Enhancing engagement in-store with new product displays and content
Launched in 2015, Target Open House brings passers-by in downtown San Francisco a highly story-driven and interactive shopping experience. The store, which specializes in Internet of Things products, features an acrylic house where visitors can explore different use cases for smart products via short scenes that are projected onto the walls. A little over a month after the store opened, we noticed some recurring questions from visitors. People frequently asked, “Do these products really ‘talk’ to one another?” And a common follow-up was “So all the products here work together?” Our answers were “yes” and “well . . . sort of.”
After working with researchers to interview shoppers and understand their knowledge gaps around IoT, I partnered with another designer to develop an in-store experience about using IoT platforms, the applications that help devices interoperate. I gathered content on product-platform compatibility, designed visuals for the in-store experience and a take home piece, and even helped install the final experience.
In the following clip from one of the original scenarios, a fitness tracker powers down for the night, triggering the table lamps to turn out. One can see how visitors were confused about how everything worked, seeing as the speech bubbles above the products reinforce the idea that they "talk" to one another independently.

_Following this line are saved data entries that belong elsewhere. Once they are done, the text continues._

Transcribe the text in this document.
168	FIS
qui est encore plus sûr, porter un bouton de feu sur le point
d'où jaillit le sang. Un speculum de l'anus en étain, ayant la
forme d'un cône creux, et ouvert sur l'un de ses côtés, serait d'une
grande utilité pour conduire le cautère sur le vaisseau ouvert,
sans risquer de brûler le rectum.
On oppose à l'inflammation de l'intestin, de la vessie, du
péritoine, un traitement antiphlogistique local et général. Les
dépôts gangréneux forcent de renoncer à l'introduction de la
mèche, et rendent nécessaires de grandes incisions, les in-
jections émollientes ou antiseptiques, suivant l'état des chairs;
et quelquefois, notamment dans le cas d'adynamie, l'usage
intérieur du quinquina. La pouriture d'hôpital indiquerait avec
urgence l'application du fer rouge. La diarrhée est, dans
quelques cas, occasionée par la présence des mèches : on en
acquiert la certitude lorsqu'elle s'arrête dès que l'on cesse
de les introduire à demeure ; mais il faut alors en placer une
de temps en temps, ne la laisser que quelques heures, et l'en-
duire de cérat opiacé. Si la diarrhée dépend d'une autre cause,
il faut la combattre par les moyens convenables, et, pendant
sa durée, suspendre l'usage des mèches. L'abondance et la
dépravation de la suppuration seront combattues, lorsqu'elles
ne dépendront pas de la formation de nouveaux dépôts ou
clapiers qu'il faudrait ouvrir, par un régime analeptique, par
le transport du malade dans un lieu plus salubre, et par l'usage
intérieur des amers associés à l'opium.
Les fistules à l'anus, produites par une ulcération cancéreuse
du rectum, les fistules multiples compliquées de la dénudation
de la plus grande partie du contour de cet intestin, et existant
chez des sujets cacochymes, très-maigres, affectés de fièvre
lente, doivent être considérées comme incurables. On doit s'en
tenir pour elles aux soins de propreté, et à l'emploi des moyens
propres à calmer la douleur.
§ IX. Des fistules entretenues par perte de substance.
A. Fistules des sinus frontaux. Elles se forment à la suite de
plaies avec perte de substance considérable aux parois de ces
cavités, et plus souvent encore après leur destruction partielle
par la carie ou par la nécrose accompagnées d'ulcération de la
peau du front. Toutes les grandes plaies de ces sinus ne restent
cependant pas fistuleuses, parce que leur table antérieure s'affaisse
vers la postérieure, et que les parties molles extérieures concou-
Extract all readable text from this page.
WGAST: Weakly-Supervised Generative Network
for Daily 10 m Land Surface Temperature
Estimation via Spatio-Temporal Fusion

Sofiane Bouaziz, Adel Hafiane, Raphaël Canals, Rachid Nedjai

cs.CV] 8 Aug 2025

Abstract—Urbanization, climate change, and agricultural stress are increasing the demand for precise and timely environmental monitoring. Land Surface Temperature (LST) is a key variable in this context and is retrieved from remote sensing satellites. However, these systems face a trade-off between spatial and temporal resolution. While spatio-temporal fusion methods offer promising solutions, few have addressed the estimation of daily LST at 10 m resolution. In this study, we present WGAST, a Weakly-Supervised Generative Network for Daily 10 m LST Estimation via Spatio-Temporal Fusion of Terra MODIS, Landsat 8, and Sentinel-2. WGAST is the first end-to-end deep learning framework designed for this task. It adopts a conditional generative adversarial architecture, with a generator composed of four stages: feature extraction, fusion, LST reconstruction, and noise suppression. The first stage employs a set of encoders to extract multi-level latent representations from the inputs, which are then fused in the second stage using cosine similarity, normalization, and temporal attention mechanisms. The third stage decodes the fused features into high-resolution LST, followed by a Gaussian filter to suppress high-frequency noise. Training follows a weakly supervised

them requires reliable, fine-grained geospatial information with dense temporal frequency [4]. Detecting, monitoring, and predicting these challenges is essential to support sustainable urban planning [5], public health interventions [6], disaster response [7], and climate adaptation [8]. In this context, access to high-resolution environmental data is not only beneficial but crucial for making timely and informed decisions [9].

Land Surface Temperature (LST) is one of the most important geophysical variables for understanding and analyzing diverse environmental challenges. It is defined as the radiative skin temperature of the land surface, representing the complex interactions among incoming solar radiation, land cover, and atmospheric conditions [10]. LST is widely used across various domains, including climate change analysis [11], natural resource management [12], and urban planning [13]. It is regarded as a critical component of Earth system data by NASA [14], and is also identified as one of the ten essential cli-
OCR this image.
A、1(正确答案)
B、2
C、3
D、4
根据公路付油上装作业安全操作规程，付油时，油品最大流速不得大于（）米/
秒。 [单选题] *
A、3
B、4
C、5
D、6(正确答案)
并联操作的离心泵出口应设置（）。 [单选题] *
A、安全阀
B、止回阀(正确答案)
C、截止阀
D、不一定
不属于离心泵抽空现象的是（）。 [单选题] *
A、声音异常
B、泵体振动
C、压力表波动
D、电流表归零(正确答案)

IoT platforms link products together and enable the scenarios shown in Open House, but this component wasn’t explicit anywhere in the store. We remedied this by creating "The Garage," a separate section of the store that allowed visitors to practice routines similar to those on display in the main areas of the store. Being more familiar with the platform landscape, my design partner suggested which apps to display, and I cross-referenced each app's supported products with the assortment available in the store. Below you can see me mocking up this experience on a surface that one colleague jokingly referred to as the design department's "Montessori corner."
There are numerous IoT platforms available to consumers, and the six we selected represent the range of possibilities. Some highlighted that the technology can be as simple as the tap of an app (IFTTT, Yonomi, Muzzley) or a click of a button (Flic). However, others involve a little more complexity in required proprietary devices and hubs (Works with Nest, Samsung SmartThings). My design partner hosted a short platform workshop in the store, which was vital in helping us determine how to explain the set up steps.
Each platform in The Garage was set up at a station that featured a short summary of the platform, the platform’s app, up to four devices, and a walkthrough for two scenarios. Additionally, we created a booklet illustrating each platform and the full list of Open House products it supports.
This project—and Open House in general—allowed visitors to test out so many possibilities, and it’s been gratifying to see IoT novices and experts alike make new discoveries in the store.